Law 145 has introduced new provisions amending article 7 of the Italian Securitization Law and setting out a system of asset segregation and guarantees securing the relevant synthetic securitization, which could lead to an increase in synthetic securitizations in the Italian market.

In particular, it has been specified that:

  • Synthetic securitizations imply the transfer of the risk related to the receivables from the originator (which for the purposes of the transaction is also the borrower) to an SPV (which for the purposes of the transaction is also the lender), despite the ownership of such receivables being retained by the originator;
  • The originator may:
  • Segregate the receivables, as well as the rights and assets which in any manner whatsoever secure the repayment of such receivables, in order to satisfy the rights of the relevant SPV;
  • Grant a pledge over such assets and rights in order to secure the repayment of the loan facilities granted by the relevant SPV; and
  • The loan facility agreement relating to the synthetic securitization may provide for the obligation of the originator to transfer all the amounts collected from the securitized receivables to the relevant SPV, as would have been the case for a true sale securitization.

In addition, certain features relating to the provisions above will be better clarified through one or more decrees to be adopted by the Italian Ministry of Economy and Finance within 90 days from the entry into force of the Law 145 (i.e. January 1, 2019).
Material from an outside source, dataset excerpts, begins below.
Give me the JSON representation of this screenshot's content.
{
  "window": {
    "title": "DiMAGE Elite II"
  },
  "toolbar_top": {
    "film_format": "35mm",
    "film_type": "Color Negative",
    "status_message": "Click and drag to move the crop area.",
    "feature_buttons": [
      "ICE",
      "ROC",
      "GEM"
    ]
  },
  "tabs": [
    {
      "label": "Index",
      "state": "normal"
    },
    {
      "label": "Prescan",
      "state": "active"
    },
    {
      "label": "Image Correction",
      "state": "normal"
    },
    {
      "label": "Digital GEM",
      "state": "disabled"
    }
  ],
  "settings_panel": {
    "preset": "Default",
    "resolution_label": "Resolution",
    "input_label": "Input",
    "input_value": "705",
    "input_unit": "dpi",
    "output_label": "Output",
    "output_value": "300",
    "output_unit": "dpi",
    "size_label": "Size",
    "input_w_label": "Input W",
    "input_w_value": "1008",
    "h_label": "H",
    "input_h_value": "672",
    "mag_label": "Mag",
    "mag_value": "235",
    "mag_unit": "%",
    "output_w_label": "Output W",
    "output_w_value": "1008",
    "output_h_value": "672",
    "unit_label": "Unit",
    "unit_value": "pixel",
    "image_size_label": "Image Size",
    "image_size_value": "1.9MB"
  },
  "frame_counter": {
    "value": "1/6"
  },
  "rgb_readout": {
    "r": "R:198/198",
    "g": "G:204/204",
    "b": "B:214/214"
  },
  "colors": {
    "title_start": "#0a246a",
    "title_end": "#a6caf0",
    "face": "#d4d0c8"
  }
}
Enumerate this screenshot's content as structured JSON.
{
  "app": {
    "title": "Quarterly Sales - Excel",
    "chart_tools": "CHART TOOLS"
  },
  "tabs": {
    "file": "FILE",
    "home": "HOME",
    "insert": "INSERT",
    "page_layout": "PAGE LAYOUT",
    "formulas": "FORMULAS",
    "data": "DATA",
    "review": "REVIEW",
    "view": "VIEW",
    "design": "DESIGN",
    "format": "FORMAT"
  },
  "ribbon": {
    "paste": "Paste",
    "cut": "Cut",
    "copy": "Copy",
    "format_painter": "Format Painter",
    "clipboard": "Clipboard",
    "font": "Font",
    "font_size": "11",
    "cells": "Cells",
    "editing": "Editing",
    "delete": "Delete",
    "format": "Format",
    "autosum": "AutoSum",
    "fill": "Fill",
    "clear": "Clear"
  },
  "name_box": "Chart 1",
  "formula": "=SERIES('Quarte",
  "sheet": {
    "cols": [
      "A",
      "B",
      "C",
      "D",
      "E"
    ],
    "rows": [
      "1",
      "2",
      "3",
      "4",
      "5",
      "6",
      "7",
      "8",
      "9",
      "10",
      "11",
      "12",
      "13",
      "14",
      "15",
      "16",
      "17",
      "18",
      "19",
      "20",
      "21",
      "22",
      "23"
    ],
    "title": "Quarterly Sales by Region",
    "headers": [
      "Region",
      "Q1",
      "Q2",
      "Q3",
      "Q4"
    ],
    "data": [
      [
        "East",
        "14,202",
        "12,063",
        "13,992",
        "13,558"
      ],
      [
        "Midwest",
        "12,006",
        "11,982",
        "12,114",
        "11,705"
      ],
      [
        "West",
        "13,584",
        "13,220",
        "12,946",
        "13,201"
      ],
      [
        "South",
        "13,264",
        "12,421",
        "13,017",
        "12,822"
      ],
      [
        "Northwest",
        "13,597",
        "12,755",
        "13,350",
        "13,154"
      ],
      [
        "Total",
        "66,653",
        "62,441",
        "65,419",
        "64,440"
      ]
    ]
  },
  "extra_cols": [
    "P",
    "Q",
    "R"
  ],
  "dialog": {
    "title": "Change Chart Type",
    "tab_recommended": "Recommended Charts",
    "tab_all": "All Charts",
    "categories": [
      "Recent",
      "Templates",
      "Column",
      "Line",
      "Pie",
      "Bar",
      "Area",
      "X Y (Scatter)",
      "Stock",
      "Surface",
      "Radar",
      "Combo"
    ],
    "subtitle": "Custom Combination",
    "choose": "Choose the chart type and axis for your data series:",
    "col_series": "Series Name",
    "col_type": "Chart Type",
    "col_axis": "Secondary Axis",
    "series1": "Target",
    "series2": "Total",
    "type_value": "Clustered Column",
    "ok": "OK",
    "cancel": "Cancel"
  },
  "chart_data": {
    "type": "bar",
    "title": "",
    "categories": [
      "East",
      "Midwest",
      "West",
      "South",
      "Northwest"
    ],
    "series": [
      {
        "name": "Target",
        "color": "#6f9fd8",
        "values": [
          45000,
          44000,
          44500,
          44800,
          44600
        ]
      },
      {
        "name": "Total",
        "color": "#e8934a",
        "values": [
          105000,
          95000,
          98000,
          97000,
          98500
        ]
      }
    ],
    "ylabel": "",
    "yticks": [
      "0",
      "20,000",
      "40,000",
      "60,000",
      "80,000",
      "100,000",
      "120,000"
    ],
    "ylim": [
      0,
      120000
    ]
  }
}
Securitization of income deriving from real estate and registered movable assets

Law 145 has also introduced into the Italian Securitization Law article 1, para. 1, let. b-bis), according to which the provisions of such law shall apply, where appropriate, to “securitization transactions of income deriving from the ownership of real estate assets, registered movable assets and in rem or personal rights over such assets.”

Since the Italian legislator has not provided any further clarification in respect of this provision, it is hard to define the real scope of the abovementioned article and to afford a proper and univocal interpretation.

Considering the uncertainties surrounding the said provision, it is possible to outline two potential scenarios:

  • An SPV may directly purchase and own real estate and registered movable assets, as well as in rem rights (diritti reali) and personal rights (diritti personali) over such assets, in the context of a securitization transaction on the income deriving from such assets.
  • Indeed, the Italian market has already seen similar securitization transactions carried out (pursuant to an ad hoc decree) by the Republic of Italy and other public entities (so-called SCIP transactions). The scenario outlined above would be thus similar to the ones already occurred in the public sector.

Persons having in rem rights or personal rights over real estate and/or registered movable assets could carry out a securitization (either a true sale securitization or a synthetic securitization) of the income arising out of such assets, for instance income deriving from rental contracts of real estates.

Indeed, some doubts still remain on these kind of transactions, and lacking further clarifications from the Italian legislator it could be difficult to imagine the implementation in the market of such structures in the future.

Entities which can be financed by an SPV

Law 145 also introduced some amendments in the context of direct lending by an SPV, partially removing the limit for an SPV to grant loans to microenterprises (i.e. an enterprise which employs fewer than ten people and whose annual turnover and/or annual balance sheet total does not exceed EUR2 million, according to Commission Recommendation 2003/361/EC).

In particular, it is now specified that an SPV shall not grant loan facilities to individuals and enterprises whose balance sheet total does not exceed EUR2 million.


Law 145 has introduced several amendments to the Italian Securitization Law which could lead to interesting opportunities for market participants.

Hopefully, some innovative financial structures (including CDOs/basket bonds and synthetic securitizations) will be further implemented, providing clients with efficient instruments to access to alternative financial channels and further developing the Italian securitization market.